Mum and I persevered with BILA-HAUT, although for most of dinner she left her glass untouched, then returned to it while she loaded the dishwasher. I kept at it the whole time, so I can document for you, my fellow inebriates, the delicacy of its arc from fruit to sodden alleycat to litter-box offering to…fruit again.

Yes, peeps, the wine did become drinkable. It just had to go through a nasty olfactory phase. We all go through phases, some of which are olfactory too. Ever decide you were no longer going to shower? Or that deodorant was for losers? Okay, maybe you didn’t do those things. But remember the hair you had in the 1980s? Phases! Some phases are just ugly. And BILA-HAUT certainly went through one of these while the family was stuffing itself full of ham. For a while it smelled rank. But I swear to you that after an hour it was okay. And it was even better the next day.
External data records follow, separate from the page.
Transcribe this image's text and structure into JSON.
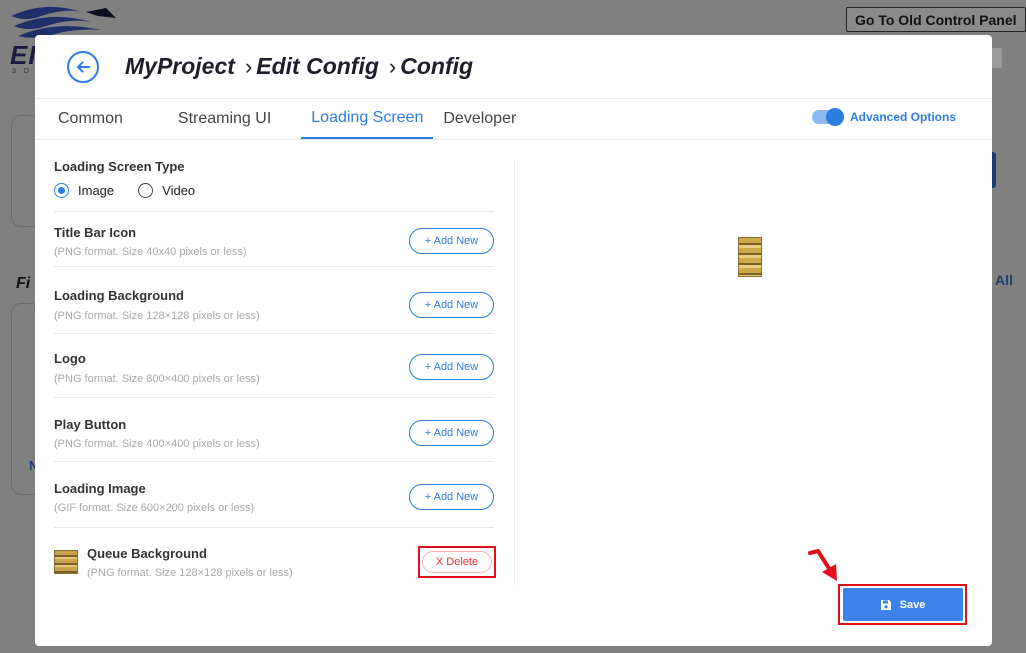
{
  "background": {
    "old_panel_button": "Go To Old Control Panel",
    "logo_letters": "EI",
    "logo_sub": "3 D",
    "section_fragment": "Fi",
    "view_all_fragment": "All",
    "side_fragment": "N"
  },
  "header": {
    "back_icon": "arrow-left-circle-icon",
    "breadcrumbs": [
      "MyProject",
      "Edit Config",
      "Config"
    ],
    "separator": "›"
  },
  "tabs": [
    {
      "label": "Common",
      "active": false
    },
    {
      "label": "Streaming UI",
      "active": false
    },
    {
      "label": "Loading Screen",
      "active": true
    },
    {
      "label": "Developer",
      "active": false
    }
  ],
  "advanced_options": {
    "label": "Advanced Options",
    "enabled": true
  },
  "loading_screen_type": {
    "label": "Loading Screen Type",
    "options": [
      {
        "label": "Image",
        "selected": true
      },
      {
        "label": "Video",
        "selected": false
      }
    ]
  },
  "assets": [
    {
      "label": "Title Bar Icon",
      "hint": "(PNG format. Size 40x40 pixels or less)",
      "action": "+ Add New"
    },
    {
      "label": "Loading Background",
      "hint": "(PNG format. Size 128×128 pixels or less)",
      "action": "+ Add New"
    },
    {
      "label": "Logo",
      "hint": "(PNG format. Size 800×400 pixels or less)",
      "action": "+ Add New"
    },
    {
      "label": "Play Button",
      "hint": "(PNG format. Size 400×400 pixels or less)",
      "action": "+ Add New"
    },
    {
      "label": "Loading Image",
      "hint": "(GIF format. Size 600×200 pixels or less)",
      "action": "+ Add New"
    }
  ],
  "queue_background": {
    "label": "Queue Background",
    "hint": "(PNG format. Size 128×128 pixels or less)",
    "action": "X Delete"
  },
  "save": {
    "label": "Save",
    "icon": "floppy-disk-icon"
  },
  "colors": {
    "accent": "#2d7ee0",
    "highlight": "#e00f1a",
    "save_bg": "#3d82ea"
  }
}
So what the hell makes a wine smell like feline number one? Interesting, the chemical compound responsible for that unique cat-piss odor is often present in wine, particularly Sauvignon Blanc and Cabernet Sauvignon. The offending compound, p-mentha-8-thiol-3-one, smells like kitty tinkle only in a specific concentration range, below which it smells herbal and above which it smells like blackcurrants. Wow!

So that explains how our Easter wine began dinner delightfully redolent of berries, survived being consumed at dinner by assaulting us with puss ‘n’ piss, then redeemed itself as dry, tannic and slightly herbal.

Which is pretty cool and scientific, but it won’t help us get Miss V to pee in a cup.